Manuel Kroiss(xAI成員):監管迫使我們更多地思考安全性,但如果引入外部監管,往往會暴露我們內部的業務進展,同時外界對我們做的任何事會有各種反應。我想問xAI是否希望與更多外部實體合作?以及合作的哲學是?
Elon Musk:我當然支持與他人合作。這個問題聽起來,像是一些大型上市公司對內部業務暴露的尷尬和對被起訴的擔憂,所以大公司法律部門的人數與規模成正比。

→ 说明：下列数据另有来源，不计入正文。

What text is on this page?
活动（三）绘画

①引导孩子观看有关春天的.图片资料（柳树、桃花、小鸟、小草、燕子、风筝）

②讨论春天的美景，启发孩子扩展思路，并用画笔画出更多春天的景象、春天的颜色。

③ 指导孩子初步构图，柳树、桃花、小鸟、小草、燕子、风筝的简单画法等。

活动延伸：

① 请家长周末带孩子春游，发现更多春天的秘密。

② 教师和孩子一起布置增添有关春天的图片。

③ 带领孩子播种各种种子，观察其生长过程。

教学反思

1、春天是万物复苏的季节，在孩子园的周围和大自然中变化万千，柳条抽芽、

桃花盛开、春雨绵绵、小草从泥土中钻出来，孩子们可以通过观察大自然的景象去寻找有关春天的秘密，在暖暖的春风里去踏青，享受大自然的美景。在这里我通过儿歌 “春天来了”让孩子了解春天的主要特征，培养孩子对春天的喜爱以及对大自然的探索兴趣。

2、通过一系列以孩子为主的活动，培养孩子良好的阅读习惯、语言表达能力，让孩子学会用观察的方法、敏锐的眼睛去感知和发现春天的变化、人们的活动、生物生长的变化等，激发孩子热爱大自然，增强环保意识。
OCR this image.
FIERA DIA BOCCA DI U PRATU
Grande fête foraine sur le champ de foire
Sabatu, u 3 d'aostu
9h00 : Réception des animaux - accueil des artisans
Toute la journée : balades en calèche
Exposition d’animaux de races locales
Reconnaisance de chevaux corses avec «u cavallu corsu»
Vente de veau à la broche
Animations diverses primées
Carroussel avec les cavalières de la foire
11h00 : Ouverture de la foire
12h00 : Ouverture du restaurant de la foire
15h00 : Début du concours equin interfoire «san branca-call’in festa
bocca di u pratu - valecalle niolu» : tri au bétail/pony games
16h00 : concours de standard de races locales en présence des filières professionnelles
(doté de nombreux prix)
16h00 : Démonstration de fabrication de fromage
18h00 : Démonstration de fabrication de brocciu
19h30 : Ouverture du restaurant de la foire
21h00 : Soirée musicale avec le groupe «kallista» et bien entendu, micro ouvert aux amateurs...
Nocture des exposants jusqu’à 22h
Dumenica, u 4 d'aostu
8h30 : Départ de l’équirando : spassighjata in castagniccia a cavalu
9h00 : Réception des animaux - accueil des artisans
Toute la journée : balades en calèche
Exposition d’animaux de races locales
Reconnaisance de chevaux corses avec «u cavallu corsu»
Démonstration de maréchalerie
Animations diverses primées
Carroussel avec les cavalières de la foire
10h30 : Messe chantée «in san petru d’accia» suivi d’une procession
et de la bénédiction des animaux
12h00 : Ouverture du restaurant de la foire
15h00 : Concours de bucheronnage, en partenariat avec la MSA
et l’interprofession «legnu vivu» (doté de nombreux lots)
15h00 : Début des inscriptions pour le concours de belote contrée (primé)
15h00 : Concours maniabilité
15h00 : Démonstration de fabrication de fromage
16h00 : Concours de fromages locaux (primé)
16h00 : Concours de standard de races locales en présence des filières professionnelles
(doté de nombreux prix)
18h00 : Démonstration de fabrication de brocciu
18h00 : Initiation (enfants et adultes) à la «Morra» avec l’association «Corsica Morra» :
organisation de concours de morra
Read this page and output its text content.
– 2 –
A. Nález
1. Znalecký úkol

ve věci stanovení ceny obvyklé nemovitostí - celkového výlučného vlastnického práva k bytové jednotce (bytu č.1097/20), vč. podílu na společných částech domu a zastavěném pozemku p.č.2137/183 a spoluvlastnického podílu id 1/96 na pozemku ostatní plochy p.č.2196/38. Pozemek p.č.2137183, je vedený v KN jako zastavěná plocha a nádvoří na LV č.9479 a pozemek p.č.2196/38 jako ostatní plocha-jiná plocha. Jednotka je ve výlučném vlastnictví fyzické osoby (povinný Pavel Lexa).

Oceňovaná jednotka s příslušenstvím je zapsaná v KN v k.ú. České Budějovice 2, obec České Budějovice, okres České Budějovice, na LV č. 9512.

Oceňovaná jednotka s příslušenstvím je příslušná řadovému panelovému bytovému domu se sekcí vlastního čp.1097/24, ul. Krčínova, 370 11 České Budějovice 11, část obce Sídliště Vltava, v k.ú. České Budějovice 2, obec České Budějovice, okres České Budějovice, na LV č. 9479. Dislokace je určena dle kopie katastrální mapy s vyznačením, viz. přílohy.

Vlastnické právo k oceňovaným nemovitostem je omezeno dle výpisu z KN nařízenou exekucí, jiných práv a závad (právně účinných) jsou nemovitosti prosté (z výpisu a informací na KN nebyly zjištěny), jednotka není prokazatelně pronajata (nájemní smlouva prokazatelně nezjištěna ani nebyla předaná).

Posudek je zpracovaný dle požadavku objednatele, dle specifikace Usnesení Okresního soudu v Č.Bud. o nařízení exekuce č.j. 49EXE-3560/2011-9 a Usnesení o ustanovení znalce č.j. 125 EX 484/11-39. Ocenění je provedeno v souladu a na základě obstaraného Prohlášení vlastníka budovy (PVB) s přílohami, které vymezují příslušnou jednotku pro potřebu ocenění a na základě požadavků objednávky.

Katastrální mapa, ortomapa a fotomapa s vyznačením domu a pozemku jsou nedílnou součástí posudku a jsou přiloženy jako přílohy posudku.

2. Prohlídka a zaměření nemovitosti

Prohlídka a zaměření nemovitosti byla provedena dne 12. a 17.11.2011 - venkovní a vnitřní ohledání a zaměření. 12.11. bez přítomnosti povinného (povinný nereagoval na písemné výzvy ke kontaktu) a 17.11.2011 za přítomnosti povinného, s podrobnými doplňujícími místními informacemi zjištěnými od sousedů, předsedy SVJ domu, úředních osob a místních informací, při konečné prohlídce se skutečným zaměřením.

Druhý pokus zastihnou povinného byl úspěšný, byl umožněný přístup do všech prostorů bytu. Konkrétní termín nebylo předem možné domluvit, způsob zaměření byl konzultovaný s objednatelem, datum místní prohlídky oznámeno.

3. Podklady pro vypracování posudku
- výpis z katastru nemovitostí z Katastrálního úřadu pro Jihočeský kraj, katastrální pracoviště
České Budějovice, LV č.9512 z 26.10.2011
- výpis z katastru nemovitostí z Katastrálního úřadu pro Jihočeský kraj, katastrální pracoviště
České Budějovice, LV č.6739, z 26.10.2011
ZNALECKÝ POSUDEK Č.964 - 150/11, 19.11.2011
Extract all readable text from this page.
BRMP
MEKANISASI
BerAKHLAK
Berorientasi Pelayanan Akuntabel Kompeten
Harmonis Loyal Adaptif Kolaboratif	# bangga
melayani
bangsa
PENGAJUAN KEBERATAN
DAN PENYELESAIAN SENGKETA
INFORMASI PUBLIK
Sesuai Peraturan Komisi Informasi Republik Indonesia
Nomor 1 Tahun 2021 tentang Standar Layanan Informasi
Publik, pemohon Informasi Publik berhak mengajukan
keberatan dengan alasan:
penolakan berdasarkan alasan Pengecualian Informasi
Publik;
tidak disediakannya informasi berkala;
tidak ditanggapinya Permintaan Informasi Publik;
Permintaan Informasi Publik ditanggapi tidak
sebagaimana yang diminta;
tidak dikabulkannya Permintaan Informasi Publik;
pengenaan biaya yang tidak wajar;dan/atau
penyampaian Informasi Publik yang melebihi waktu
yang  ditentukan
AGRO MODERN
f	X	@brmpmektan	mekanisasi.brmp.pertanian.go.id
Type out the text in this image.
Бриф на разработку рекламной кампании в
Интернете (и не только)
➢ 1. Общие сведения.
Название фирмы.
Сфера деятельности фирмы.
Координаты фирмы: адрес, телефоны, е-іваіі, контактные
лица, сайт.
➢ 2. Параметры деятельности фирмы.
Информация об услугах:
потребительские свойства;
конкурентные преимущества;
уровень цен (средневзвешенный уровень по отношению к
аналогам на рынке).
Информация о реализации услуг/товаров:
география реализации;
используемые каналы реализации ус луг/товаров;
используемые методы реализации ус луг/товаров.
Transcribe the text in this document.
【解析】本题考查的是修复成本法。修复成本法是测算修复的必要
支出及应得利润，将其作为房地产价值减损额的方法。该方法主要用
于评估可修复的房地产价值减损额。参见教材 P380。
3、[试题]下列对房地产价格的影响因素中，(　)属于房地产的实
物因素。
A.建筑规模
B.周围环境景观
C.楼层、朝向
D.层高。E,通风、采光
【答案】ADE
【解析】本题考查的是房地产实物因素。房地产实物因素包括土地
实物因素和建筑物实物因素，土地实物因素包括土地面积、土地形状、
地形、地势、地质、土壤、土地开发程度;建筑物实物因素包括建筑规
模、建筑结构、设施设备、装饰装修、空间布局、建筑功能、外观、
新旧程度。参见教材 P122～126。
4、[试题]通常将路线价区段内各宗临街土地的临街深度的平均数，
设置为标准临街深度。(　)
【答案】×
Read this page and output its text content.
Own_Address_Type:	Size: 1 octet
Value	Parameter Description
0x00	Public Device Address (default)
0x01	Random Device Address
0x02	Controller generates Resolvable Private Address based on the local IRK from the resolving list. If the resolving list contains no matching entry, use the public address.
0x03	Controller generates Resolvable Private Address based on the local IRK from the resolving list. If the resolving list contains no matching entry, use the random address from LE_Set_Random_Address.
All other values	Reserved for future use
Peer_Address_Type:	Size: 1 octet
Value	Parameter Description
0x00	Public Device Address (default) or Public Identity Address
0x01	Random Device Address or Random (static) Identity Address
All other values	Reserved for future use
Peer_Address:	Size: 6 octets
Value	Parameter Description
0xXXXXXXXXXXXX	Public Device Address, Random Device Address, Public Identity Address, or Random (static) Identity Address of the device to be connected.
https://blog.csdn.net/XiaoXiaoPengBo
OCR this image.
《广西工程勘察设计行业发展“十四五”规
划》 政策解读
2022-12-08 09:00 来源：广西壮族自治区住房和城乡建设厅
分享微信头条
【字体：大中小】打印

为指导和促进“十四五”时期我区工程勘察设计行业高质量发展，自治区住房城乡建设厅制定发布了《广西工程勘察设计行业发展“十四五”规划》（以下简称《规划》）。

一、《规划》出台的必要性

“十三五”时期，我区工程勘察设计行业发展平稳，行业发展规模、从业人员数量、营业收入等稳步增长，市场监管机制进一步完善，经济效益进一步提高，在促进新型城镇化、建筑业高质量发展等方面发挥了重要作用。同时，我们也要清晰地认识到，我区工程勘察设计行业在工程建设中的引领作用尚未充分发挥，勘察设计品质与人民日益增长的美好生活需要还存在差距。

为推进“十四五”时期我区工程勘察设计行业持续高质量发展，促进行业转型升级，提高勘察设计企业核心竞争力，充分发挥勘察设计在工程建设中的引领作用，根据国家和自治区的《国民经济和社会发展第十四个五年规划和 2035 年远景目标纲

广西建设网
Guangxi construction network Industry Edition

目前xAI法律部門的人數為0,也將永遠是0。所以我確實支持與他人合作。
Igor Babuschkin(xAI成員):在分享會結束前,最後想問Elon。假設xAI是成功的,無論人類的水平是否超越AI,你覺得讓公眾參與公司的決策是合理的嗎?
Elon Musk:我們對批評性反饋非常開放,我對公眾的意見表示歡迎。事實上,我喜歡(發布會)上一條Twitter的原因是因為Twitter上有很多負面反饋,這有助於自我意識的縮減。
我現在能夠想到的最好的事是,任何想在xAI的未來投票的人都應該被允許,前提是你可以驗證你是一個真正的人類(笑)。在未來,銀行可能會收取一些日常費用,比如10美元,來提高你的人性(笑)。